所有人都知道,傅玄野發起瘋來,一定會有人死亡。

水池中這個不知天高地厚的小子,就是那個即將死亡的倒黴蛋。

而傅玄野只是盯著桑言看了半響,然後松開了手。

傅玄野光著身子走出池子,背對著桑言,道:

“既如此,就用你的身體,還債吧!”

桑言癱軟地坐在池邊,雷總管瞪了桑言一眼,怒吼道:

“還不把這裏打掃幹凈,楞著幹嘛?”

雷總管快步跟上傅玄野的步伐,走出宮殿很遠,傅玄野才道:

“把人盯緊了,又任何風吹草動,及時跟孤匯報。”

雷總管立刻應道:

“是。

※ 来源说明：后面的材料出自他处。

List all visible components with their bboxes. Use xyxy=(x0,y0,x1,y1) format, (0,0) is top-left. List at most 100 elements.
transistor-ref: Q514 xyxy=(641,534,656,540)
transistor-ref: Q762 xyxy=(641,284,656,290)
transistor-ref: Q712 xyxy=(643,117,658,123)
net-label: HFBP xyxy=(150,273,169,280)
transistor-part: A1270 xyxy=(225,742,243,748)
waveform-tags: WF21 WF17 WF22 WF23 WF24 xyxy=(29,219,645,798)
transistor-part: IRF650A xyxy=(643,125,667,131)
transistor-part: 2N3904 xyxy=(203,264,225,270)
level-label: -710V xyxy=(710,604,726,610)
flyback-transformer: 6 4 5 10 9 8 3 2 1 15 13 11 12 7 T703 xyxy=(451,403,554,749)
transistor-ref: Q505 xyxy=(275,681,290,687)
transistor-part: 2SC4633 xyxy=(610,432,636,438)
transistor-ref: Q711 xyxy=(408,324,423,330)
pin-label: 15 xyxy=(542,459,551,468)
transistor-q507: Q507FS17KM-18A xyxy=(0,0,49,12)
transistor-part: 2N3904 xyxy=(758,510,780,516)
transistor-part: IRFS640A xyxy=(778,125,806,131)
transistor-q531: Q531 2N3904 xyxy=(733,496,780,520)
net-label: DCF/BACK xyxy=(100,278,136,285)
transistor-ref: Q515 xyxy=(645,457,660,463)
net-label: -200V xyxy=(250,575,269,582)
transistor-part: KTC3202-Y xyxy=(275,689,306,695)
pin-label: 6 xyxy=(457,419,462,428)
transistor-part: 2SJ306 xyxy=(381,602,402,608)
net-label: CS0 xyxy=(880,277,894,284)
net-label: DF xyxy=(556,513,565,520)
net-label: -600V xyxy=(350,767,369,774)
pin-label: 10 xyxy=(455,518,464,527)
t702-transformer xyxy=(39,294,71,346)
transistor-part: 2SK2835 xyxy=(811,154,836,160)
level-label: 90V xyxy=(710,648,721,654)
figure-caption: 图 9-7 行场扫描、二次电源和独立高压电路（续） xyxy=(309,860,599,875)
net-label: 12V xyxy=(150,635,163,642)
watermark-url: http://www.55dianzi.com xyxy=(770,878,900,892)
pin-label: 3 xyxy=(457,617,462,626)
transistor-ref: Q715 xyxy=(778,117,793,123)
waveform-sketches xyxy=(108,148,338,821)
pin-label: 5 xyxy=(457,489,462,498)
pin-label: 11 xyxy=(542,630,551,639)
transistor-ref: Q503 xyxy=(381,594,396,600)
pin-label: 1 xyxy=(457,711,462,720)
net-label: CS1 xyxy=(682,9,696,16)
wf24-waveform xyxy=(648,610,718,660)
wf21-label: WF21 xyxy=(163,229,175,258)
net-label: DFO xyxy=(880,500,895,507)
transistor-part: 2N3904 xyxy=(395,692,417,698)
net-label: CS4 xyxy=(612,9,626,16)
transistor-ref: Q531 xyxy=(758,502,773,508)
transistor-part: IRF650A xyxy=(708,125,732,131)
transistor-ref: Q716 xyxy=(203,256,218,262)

”

桑言含淚將水池邊的狼藉,清理幹凈。

雷總管過來檢查,將桑言劈頭蓋臉的罵了一通。

桑言跌進湯池,將整個湯池都汙染了,理應負責湯池的清洗工作。

傅玄野洗過的湯池,必須將水放幹,再把池子刷洗幹凈。

用消毒草藥消毒,再刷洗。

然後放入清水,為傅玄野晚上沐浴做準備。

那池子比籃球場還要大,桑言蹲在池邊,陷入了沈思。

桑言沒emo半分鐘,就被肚子咕嘰咕嘰的叫聲,拉回現實。

雷總管說,幹不完,今天就別想吃飯了。

桑言舔了舔唇,早知道,剛剛就撿地上的餅充饑了。

剛剛被傅玄野嚇傻了,連餓都忘了。

桑言按照雷總管的吩咐,做完一切的活,幾乎要累暈過去。

他擦掉額頭上的汗。

從宮殿裏出來,天已經黑盡了。

桑言趕在雷總管下班前,領了飯牌。

等他去膳房領食物時,已經過了晚膳時間。

膳房裏的食物已經發放幹凈。

桑言坐在膳房門口的臺階上,抱著膝蓋,委屈地掉眼淚。

桑言望著天空中,圓圓的月亮。

在心裏哀嚎。

傅玄野,你是不是氣我,讓你等了那麽久,故意折磨我的。

桑言淚眼朦朧,面前突然出現一個白面饅頭。

桑言擡頭,便看見一位年老的嬤嬤,她笑起來,臉上全是褶子。

“吃吧,孩子。”

桑言接過饅頭,狼吞虎咽啃起來。

“謝謝奶奶!”

老嬤嬤只是摸了摸桑言的腦袋,轉身離開了。

桑言饅頭啃到一半,從房頂上竄下來兩個黑影。

抓著桑言的胳膊,就要將人拖走。

桑言嚇得一哆嗦,手裏的饅頭掉在地上,被黑衣人踩碎。

桑言正想呼喊救命,嘴巴便被人捂住。

桑言一口饅頭噎在喉嚨口,憋得一張臉通紅。

“你們想幹嘛?”

黑衣人摘下蒙在臉上的面巾。

“少爺,是我們!”

桑言雙眼瞪大,居然是明月和明陽。

明月眼含淚珠,抓著桑言的手:

“少爺,您瘦了。”

明陽則在一旁望風:

“長話短說,此處不安全。”

桑言也很激動:

“你們怎麽來了?父親他為難你們了嗎?”

明月搖頭,抓著桑言的手:

“少爺,咱們救你出去!”

桑言皺起眉頭,他揮開明月的手,後退一步:

“我找到了能給我續命的貴人,傅玄野就是。

我回去了,會死的。”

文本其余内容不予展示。